Today I went through my daughters Kik account (a messaging service) just to make sure she wasn’t getting “creepers.” From what I have seen in the past, she is very behaved on there (i.e., she refuses to engage in sexting).

Today, however, I found a very long and graphic conversation between my daughter and another girl. I have already decided that if this dialogue were with a male she would be in huge trouble, but I am still confused as to how to handle this: in the event that she is gay, I don’t want her to be ashamed or embarrassed about it, and maybe she just isn’t ready to talk about it.

How should I handle this situation?

  • While not an answer, I would suggest observing further to ascertain as to what it is. Right now, you are freaked out of her being a gay. Accepted. So, observe and find out. If she turns out to be fine, you can behave as the most voted answer has depicted or if she is, you will need to very intricately build/maintain a strong, supportive relationship with her (not that you wouldn't otherwise but certain things differs drastically in homosexuality) and follow best parenting practices in the case. Commented Oct 3, 2015 at 18:18

3 Answers 3


Great question! I don't have personal experience with this one, but have had a number of close friends who are gay. I think every one of them would agree with me when I say, Handle it the same way you would if it was a boy - almost.

First, from the way you've worded the question, it seems you don't believe she should be having a highly sexual discourse (or relationship) with anyone at her age. You'll need to mostly focus on that fact with her. She'll want to focus on the fact that you were snooping as a way to avoid the rest of the conversation so be prepared for that fact. In my opinion, if there isn't already a prior understanding between you about it, own up to the fact that you snooped, apologize for it (because it is a break in trust - even if you feel it is a justified break) and then insist on moving on in the conversation to discuss the sexual content of their texts.

It may be a joke between the two girls (teen-aged kids have a strange sense of humor) so you still shouldn't jump to any conclusions, but I would approach her and say pretty much what you'd say if it were a boy on the other end of the conversation. The only difference is, you'll have to clarify for her that your concern is about the sexual content and NOT the gender of the person on the other end of the conversation.

If she says it was all a joke, remind her that you would still love her if she were gay (in case she is just covering - and because telling them you love them no matter is always a good thing anyway - especially when you are mad or concerned) and it isn't okay to have highly sexual telephone convos even when it is a joke.

Make sure within the conversation to offer her room to speak - try to keep it a conversation and not a lecture and you will get a lot further with her, she is more likely to open up more with you and you'll come out of it with more knowledge about your daughter and hopefully a sense of trust.

This question and its answers may offer up some helpful thoughts and does contain some discussion about the "snooping" aspect of things, it is a question posted by a parent upset to discover her child might be gay - so is quite different, but some of the ANSWERS are closely related.

  • 1
    +1 - you don't not talk about inappropriate sexual activity for your kid or set boundaries because "you might come across as anti-gay."
    – mxyzplk
    Commented Jun 6, 2014 at 23:24

Handle it exactly how you would if it was with a guy.

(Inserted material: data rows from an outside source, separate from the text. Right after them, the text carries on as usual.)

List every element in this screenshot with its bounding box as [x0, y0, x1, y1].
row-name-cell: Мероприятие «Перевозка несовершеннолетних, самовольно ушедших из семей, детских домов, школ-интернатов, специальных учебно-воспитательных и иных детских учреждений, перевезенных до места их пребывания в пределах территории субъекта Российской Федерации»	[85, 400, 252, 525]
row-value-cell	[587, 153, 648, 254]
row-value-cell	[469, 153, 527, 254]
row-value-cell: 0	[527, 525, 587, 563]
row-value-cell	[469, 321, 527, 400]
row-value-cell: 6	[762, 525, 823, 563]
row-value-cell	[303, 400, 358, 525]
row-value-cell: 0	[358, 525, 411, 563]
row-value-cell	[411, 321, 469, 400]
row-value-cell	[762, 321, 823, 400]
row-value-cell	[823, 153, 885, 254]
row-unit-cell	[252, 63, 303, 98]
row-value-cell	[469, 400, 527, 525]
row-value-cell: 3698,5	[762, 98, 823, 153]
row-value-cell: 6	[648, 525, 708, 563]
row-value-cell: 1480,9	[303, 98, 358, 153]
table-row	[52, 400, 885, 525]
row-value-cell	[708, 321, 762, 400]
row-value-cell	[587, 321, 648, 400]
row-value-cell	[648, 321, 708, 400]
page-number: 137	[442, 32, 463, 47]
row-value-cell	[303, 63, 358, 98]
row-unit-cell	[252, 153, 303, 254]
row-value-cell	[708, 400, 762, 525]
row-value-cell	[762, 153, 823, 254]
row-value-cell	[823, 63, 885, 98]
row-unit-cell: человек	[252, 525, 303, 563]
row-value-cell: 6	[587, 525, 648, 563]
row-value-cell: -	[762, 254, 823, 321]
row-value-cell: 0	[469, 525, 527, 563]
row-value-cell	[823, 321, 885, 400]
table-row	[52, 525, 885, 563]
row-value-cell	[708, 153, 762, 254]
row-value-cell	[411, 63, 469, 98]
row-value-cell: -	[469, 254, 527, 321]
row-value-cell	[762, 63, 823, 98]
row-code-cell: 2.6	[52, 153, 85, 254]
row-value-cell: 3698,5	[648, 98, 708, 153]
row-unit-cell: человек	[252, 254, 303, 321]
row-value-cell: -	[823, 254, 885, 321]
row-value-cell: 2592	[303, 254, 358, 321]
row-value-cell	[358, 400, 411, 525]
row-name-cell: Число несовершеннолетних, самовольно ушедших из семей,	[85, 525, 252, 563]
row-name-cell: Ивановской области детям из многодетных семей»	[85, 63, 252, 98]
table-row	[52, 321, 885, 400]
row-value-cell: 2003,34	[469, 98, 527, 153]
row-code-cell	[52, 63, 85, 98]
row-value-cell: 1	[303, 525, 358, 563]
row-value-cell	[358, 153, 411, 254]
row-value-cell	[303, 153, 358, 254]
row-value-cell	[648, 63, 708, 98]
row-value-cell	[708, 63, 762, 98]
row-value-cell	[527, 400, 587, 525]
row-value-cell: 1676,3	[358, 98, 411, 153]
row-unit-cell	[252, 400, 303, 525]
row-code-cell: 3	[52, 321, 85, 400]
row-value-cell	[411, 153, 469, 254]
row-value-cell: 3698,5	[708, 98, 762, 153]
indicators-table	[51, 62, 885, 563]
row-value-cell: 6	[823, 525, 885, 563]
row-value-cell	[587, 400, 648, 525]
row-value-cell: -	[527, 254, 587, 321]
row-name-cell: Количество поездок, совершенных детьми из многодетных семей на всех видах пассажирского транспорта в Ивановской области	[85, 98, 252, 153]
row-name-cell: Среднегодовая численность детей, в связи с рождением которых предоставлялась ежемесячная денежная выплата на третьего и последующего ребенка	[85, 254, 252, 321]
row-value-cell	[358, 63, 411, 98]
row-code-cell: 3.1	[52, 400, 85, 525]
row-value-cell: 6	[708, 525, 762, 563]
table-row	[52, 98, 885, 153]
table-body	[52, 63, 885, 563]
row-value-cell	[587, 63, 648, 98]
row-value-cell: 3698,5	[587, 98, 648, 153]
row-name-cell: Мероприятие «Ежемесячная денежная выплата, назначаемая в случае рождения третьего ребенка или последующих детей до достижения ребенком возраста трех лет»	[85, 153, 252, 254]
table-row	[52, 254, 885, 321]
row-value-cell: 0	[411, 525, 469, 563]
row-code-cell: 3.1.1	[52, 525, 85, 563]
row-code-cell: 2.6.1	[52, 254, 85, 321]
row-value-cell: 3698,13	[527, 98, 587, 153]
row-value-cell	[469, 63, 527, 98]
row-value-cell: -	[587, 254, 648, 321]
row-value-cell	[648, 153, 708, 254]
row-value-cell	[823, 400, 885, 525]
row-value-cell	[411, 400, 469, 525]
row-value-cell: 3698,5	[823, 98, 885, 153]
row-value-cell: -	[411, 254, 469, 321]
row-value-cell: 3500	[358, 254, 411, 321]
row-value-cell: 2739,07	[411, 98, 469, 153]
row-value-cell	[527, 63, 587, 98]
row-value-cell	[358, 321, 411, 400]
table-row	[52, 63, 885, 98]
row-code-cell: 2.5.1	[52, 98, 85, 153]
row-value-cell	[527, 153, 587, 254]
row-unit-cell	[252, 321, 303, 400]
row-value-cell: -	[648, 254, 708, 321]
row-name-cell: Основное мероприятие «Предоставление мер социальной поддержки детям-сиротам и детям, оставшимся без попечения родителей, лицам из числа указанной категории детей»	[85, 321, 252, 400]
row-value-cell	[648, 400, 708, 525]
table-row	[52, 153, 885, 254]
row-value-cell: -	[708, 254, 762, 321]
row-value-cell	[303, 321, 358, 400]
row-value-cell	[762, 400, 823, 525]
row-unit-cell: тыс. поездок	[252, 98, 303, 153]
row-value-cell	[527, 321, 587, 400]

Anything else is just another form of discrimination. She, being a teenager, may try to manipulate you by accusing you of overreacting because it's a girl, but you know it's not, so just reinforce that you are concerned with the behavior itself, not the gender of who it was with.


Since she seems to be good about not sexting guys (hopefuly, for security reasons in part), one thing to strongly consider and teach her is There are no girls on Internet.

While it's kind of an abused trope, it is to a large extent true. Tons of people online pretend to be opposite gender (reasons vary, some are more malicious and some are less). Many pretend to be wrong age.

If you can find studies (you can ask for them on Skeptics.SE using TVTropes link above as a required notable claim) that prove this, show them to her so it's not just your (clearly, unreliable and false because you're her parent :) word.

  • About 50% of Internet users are female these days, and female users are in the majority for many social sites.
    – Mark
    Commented Jun 7, 2014 at 6:36
  • 1
    @Mark - "Internet users" != "People socially and romantically chatting with young women". OP wasn't complaining about someone on Pinterest but about sexting.
    – user3143
    Commented Jun 7, 2014 at 13:22
  • 2
    "Some people on the Internet aren't who they claim to be" is certainly something everyone needs to learn, but teaching it in the context of an obvious falsehood like "there are no girls on the Internet" is the wrong way to do it, and doing so in response to the discovery of a steamy conversation will simply make her think you're trying to trick her into stopping a relationship you disapprove of.
    – Mark
    Commented Jun 7, 2014 at 20:05
  • @Mark - I know it's hard but there's a difference between Internet and Chat... AND between a name of TVTropes page and the actual facts of life explained by a parent to a chile, hopefully NOT using TVTropes verbiage.
    – user3143
    Commented Jun 7, 2014 at 20:34
  • 1
    I was under the impression that the OP's child knew the other girl. It would be a much more serious problem if she did not.